Joint Committee On Human Rights Appendices to the Minutes of Evidence

8.  Memorandum from Rethink (previously known as the National Schizophrenia Fellowship)

  Thank you for contacting Rethink about this important issue. Rethink, previously known as the National Schizophrenia Fellowship, is a charity dedicated to improving the lives of everyone affected by severe mental illness.

  Rethink has been following the progress of the Government's review of the mental health legislation since it began and has a number of very serious concerns about the content of the draft bill. We are aware that the purpose of the legislation is to justify interference with the civil liberties of people with mental disorder in certain circumstances, and we are also aware that civil servants in the Department of Health have taken advice from lawyers specialising in the human rights field about some of the proposed changes. Should the proposed bill be enacted, Rethink will watch its effects closely and draw attention to any breaches of the human rights of people who are affected by the Act.
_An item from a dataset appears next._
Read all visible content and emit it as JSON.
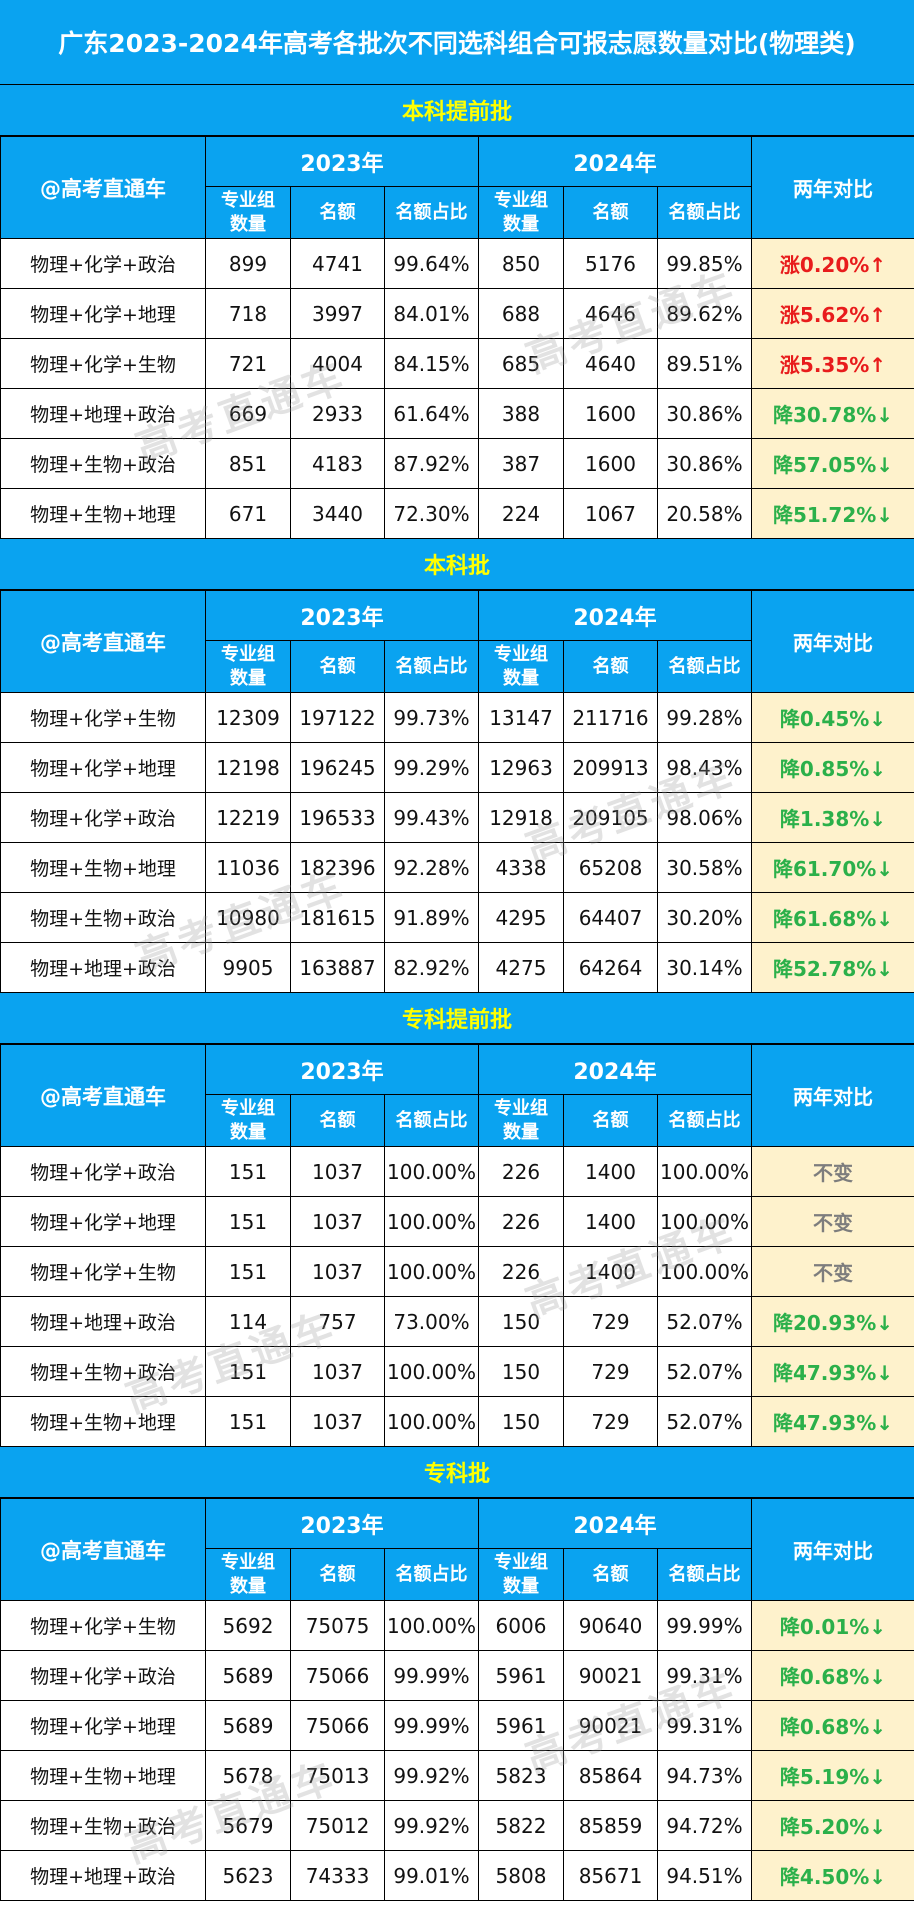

  We have looked carefully at the provisions of the draft Bill which directly affect the families of those who are likely to be patients under the Act, in particular Part 2 Chapter 1 section 8—"Careers: consultation requirements in Part 2." It appears to us that the effect of this section is that a patient would be able to prevent consultation with the carer even if his or her judgment is severely affected by the symptoms of mental illness. In Rethink's experience, it is common for detained patients suffering from paranoia to become hostile to those who are caring for them, often blaming them for the loss of their liberty, and therefore to require that information is not shared with them. As a result, carers providing substantial support over long periods, perhaps in their own home, who have vital information about previous episodes of illness, including the response to various treatments, and of the patient's views and preferences when well, would be excluded from playing any part in vital decisions. These decisions would include the imposition of compulsion, the nature of the care plan, and the appointment of the Nominated Person. It appears that a patient could be discharged back into someone's care without any notification of the patient's discharge.

  Rethink has serious doubts as to whether these proposed arrangements are compatible with Article 8, the Right to Respect for Private and Family Life.'

  We believe that the Government should proceed with the mental incapacity legislation as described in the report "Making Decisions", before proceeding with the draft mental health bill. We hope that this would facilitate a consistent and coherent approach to the subject of mental incapacity.